Lincoln Colored Home

427 South 12th Street
Springfield, IL

The Lincoln Colored Home is in a mixed residential and commercial neighborhood bordering on the east edge of the downtown area.  It is a two-story brick structure with wood interior floors and framing.  The roof is a low-pitched hipped structure.  The structure’s importance comes from the intimate connection of this building to the history and lives of African Americans in Springfield.  This building served orphan African American children and elderly women at a time when the existing social service facilities were not open to them.  Realizing the need for such a facility, Eva Carroll Monroe (1869-1950) worked to establish the home in 1904.  It was the first orphanage in the nation for African American children.  Mrs. Monroe’s early efforts to establish an orphanage caught the attention of Mrs.
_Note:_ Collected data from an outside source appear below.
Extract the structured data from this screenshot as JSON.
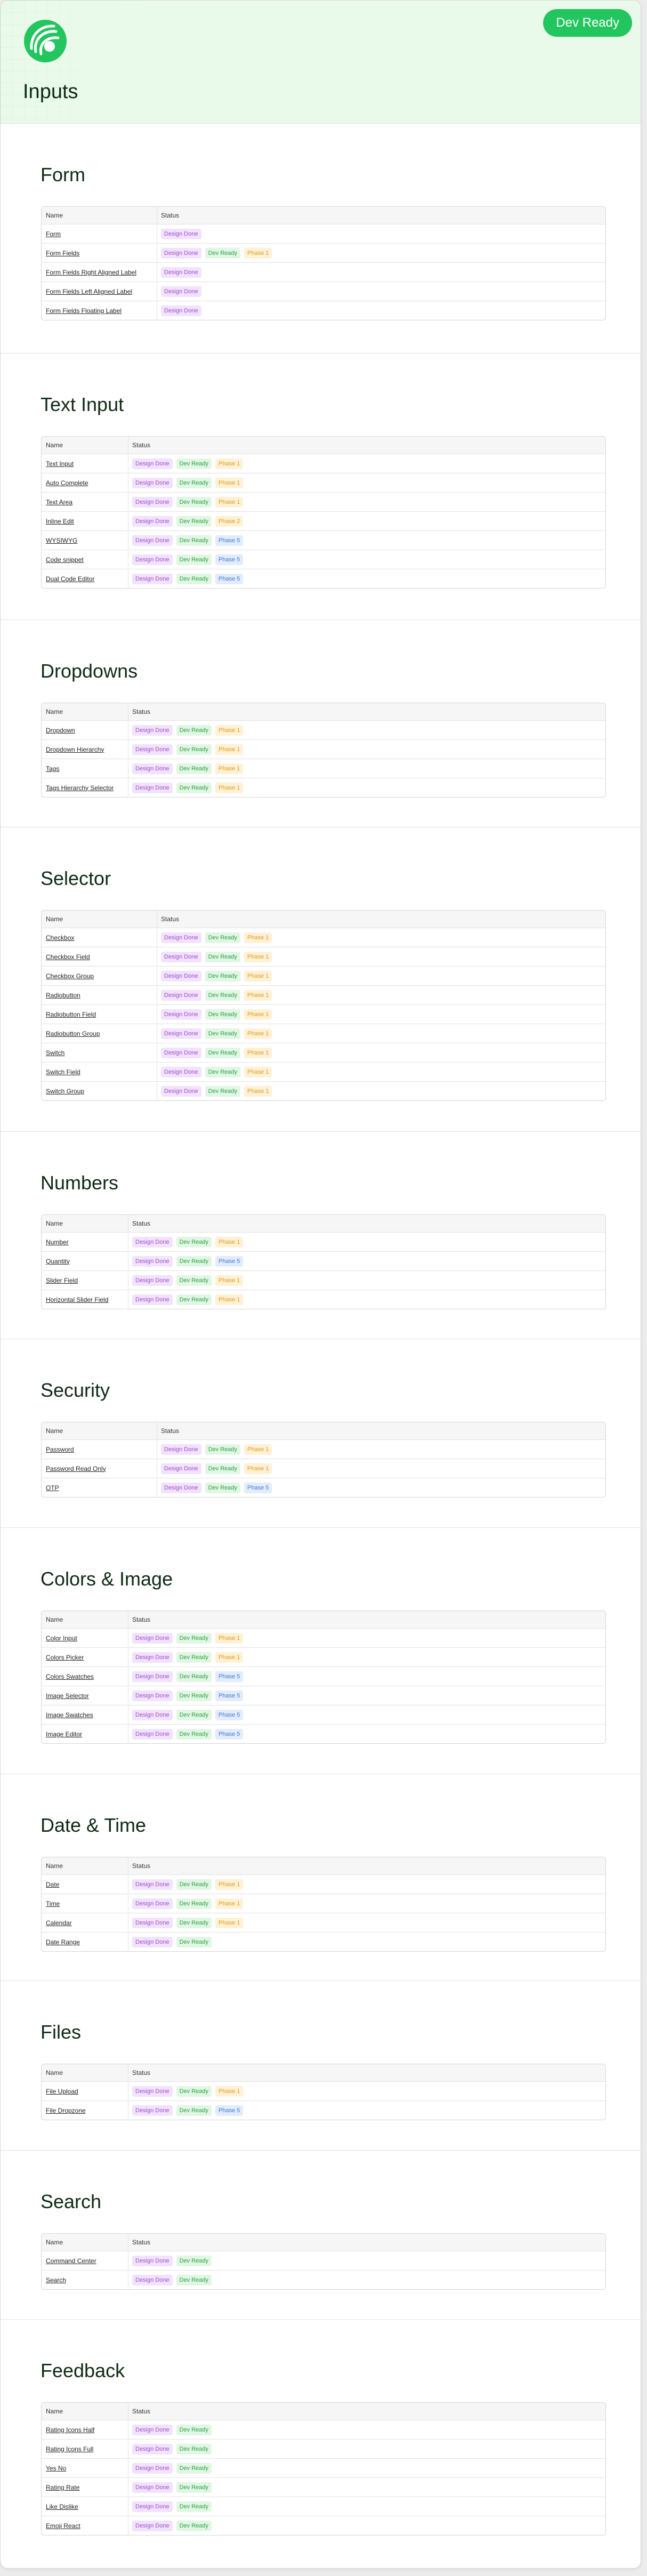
{
  "header": {
    "title": "Inputs",
    "status": "Dev Ready"
  },
  "colors": {
    "accent": "#22c55e",
    "header_bg": "#eafaea"
  },
  "table_headers": {
    "name": "Name",
    "status": "Status"
  },
  "badge_styles": {
    "Design Done": "b-design",
    "Dev Ready": "b-dev",
    "Phase 1": "b-p1",
    "Phase 2": "b-p2",
    "Phase 5": "b-p5"
  },
  "sections": [
    {
      "title": "Form",
      "rows": [
        {
          "name": "Form",
          "badges": [
            "Design Done"
          ]
        },
        {
          "name": "Form Fields",
          "badges": [
            "Design Done",
            "Dev Ready",
            "Phase 1"
          ]
        },
        {
          "name": "Form Fields Right Aligned Label",
          "badges": [
            "Design Done"
          ]
        },
        {
          "name": "Form Fields Left Aligned Label",
          "badges": [
            "Design Done"
          ]
        },
        {
          "name": "Form Fields Floating Label",
          "badges": [
            "Design Done"
          ]
        }
      ]
    },
    {
      "title": "Text Input",
      "rows": [
        {
          "name": "Text Input",
          "badges": [
            "Design Done",
            "Dev Ready",
            "Phase 1"
          ]
        },
        {
          "name": "Auto Complete",
          "badges": [
            "Design Done",
            "Dev Ready",
            "Phase 1"
          ]
        },
        {
          "name": "Text Area",
          "badges": [
            "Design Done",
            "Dev Ready",
            "Phase 1"
          ]
        },
        {
          "name": "Inline Edit",
          "badges": [
            "Design Done",
            "Dev Ready",
            "Phase 2"
          ]
        },
        {
          "name": "WYSIWYG",
          "badges": [
            "Design Done",
            "Dev Ready",
            "Phase 5"
          ]
        },
        {
          "name": "Code snippet",
          "badges": [
            "Design Done",
            "Dev Ready",
            "Phase 5"
          ]
        },
        {
          "name": "Dual Code Editor",
          "badges": [
            "Design Done",
            "Dev Ready",
            "Phase 5"
          ]
        }
      ]
    },
    {
      "title": "Dropdowns",
      "rows": [
        {
          "name": "Dropdown",
          "badges": [
            "Design Done",
            "Dev Ready",
            "Phase 1"
          ]
        },
        {
          "name": "Dropdown Hierarchy",
          "badges": [
            "Design Done",
            "Dev Ready",
            "Phase 1"
          ]
        },
        {
          "name": "Tags",
          "badges": [
            "Design Done",
            "Dev Ready",
            "Phase 1"
          ]
        },
        {
          "name": "Tags Hierarchy Selector",
          "badges": [
            "Design Done",
            "Dev Ready",
            "Phase 1"
          ]
        }
      ]
    },
    {
      "title": "Selector",
      "rows": [
        {
          "name": "Checkbox",
          "badges": [
            "Design Done",
            "Dev Ready",
            "Phase 1"
          ]
        },
        {
          "name": "Checkbox Field",
          "badges": [
            "Design Done",
            "Dev Ready",
            "Phase 1"
          ]
        },
        {
          "name": "Checkbox Group",
          "badges": [
            "Design Done",
            "Dev Ready",
            "Phase 1"
          ]
        },
        {
          "name": "Radiobutton",
          "badges": [
            "Design Done",
            "Dev Ready",
            "Phase 1"
          ]
        },
        {
          "name": "Radiobutton Field",
          "badges": [
            "Design Done",
            "Dev Ready",
            "Phase 1"
          ]
        },
        {
          "name": "Radiobutton Group",
          "badges": [
            "Design Done",
            "Dev Ready",
            "Phase 1"
          ]
        },
        {
          "name": "Switch",
          "badges": [
            "Design Done",
            "Dev Ready",
            "Phase 1"
          ]
        },
        {
          "name": "Switch Field",
          "badges": [
            "Design Done",
            "Dev Ready",
            "Phase 1"
          ]
        },
        {
          "name": "Switch Group",
          "badges": [
            "Design Done",
            "Dev Ready",
            "Phase 1"
          ]
        }
      ]
    },
    {
      "title": "Numbers",
      "rows": [
        {
          "name": "Number",
          "badges": [
            "Design Done",
            "Dev Ready",
            "Phase 1"
          ]
        },
        {
          "name": "Quantity",
          "badges": [
            "Design Done",
            "Dev Ready",
            "Phase 5"
          ]
        },
        {
          "name": "Slider Field",
          "badges": [
            "Design Done",
            "Dev Ready",
            "Phase 1"
          ]
        },
        {
          "name": "Horizontal Slider Field",
          "badges": [
            "Design Done",
            "Dev Ready",
            "Phase 1"
          ]
        }
      ]
    },
    {
      "title": "Security",
      "rows": [
        {
          "name": "Password",
          "badges": [
            "Design Done",
            "Dev Ready",
            "Phase 1"
          ]
        },
        {
          "name": "Password Read Only",
          "badges": [
            "Design Done",
            "Dev Ready",
            "Phase 1"
          ]
        },
        {
          "name": "OTP",
          "badges": [
            "Design Done",
            "Dev Ready",
            "Phase 5"
          ]
        }
      ]
    },
    {
      "title": "Colors & Image",
      "rows": [
        {
          "name": "Color Input",
          "badges": [
            "Design Done",
            "Dev Ready",
            "Phase 1"
          ]
        },
        {
          "name": "Colors Picker",
          "badges": [
            "Design Done",
            "Dev Ready",
            "Phase 1"
          ]
        },
        {
          "name": "Colors Swatches",
          "badges": [
            "Design Done",
            "Dev Ready",
            "Phase 5"
          ]
        },
        {
          "name": "Image Selector",
          "badges": [
            "Design Done",
            "Dev Ready",
            "Phase 5"
          ]
        },
        {
          "name": "Image Swatches",
          "badges": [
            "Design Done",
            "Dev Ready",
            "Phase 5"
          ]
        },
        {
          "name": "Image Editor",
          "badges": [
            "Design Done",
            "Dev Ready",
            "Phase 5"
          ]
        }
      ]
    },
    {
      "title": "Date & Time",
      "rows": [
        {
          "name": "Date",
          "badges": [
            "Design Done",
            "Dev Ready",
            "Phase 1"
          ]
        },
        {
          "name": "Time",
          "badges": [
            "Design Done",
            "Dev Ready",
            "Phase 1"
          ]
        },
        {
          "name": "Calendar",
          "badges": [
            "Design Done",
            "Dev Ready",
            "Phase 1"
          ]
        },
        {
          "name": "Date Range",
          "badges": [
            "Design Done",
            "Dev Ready"
          ]
        }
      ]
    },
    {
      "title": "Files",
      "rows": [
        {
          "name": "File Upload",
          "badges": [
            "Design Done",
            "Dev Ready",
            "Phase 1"
          ]
        },
        {
          "name": "File Dropzone",
          "badges": [
            "Design Done",
            "Dev Ready",
            "Phase 5"
          ]
        }
      ]
    },
    {
      "title": "Search",
      "rows": [
        {
          "name": "Command Center",
          "badges": [
            "Design Done",
            "Dev Ready"
          ]
        },
        {
          "name": "Search",
          "badges": [
            "Design Done",
            "Dev Ready"
          ]
        }
      ]
    },
    {
      "title": "Feedback",
      "rows": [
        {
          "name": "Rating Icons Half",
          "badges": [
            "Design Done",
            "Dev Ready"
          ]
        },
        {
          "name": "Rating Icons Full",
          "badges": [
            "Design Done",
            "Dev Ready"
          ]
        },
        {
          "name": "Yes No",
          "badges": [
            "Design Done",
            "Dev Ready"
          ]
        },
        {
          "name": "Rating Rate",
          "badges": [
            "Design Done",
            "Dev Ready"
          ]
        },
        {
          "name": "Like Dislike",
          "badges": [
            "Design Done",
            "Dev Ready"
          ]
        },
        {
          "name": "Emoji React",
          "badges": [
            "Design Done",
            "Dev Ready"
          ]
        }
      ]
    }
  ]
}
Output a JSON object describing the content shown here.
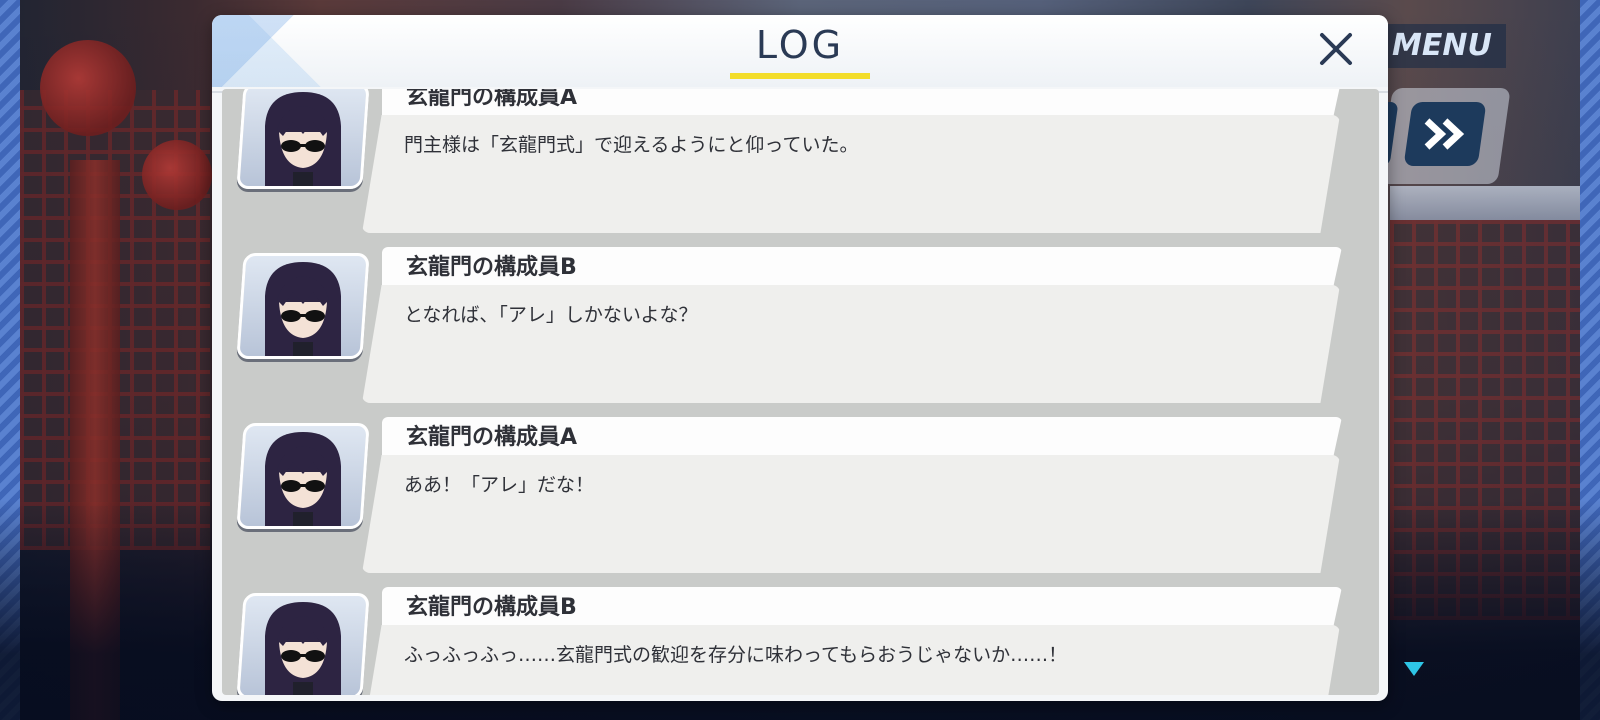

Mary Lawrence whose husband had been mayor of Springfield and whose daughter Susan Dana built what is now known as the Dana-Thomas House designed by Frank Lloyd Wright.  The Dana-Thomas House was built around the core of an older home and many of the doors, windows, some stained glass, and even chandeliers were incorporated into the Colored Home.  As such the home serves as testament to the results of cooperation between the races in the early part of the previous century.  Today the structure remains unoccupied and in disrepair, but efforts continue to restore and find a contemporary use for the building.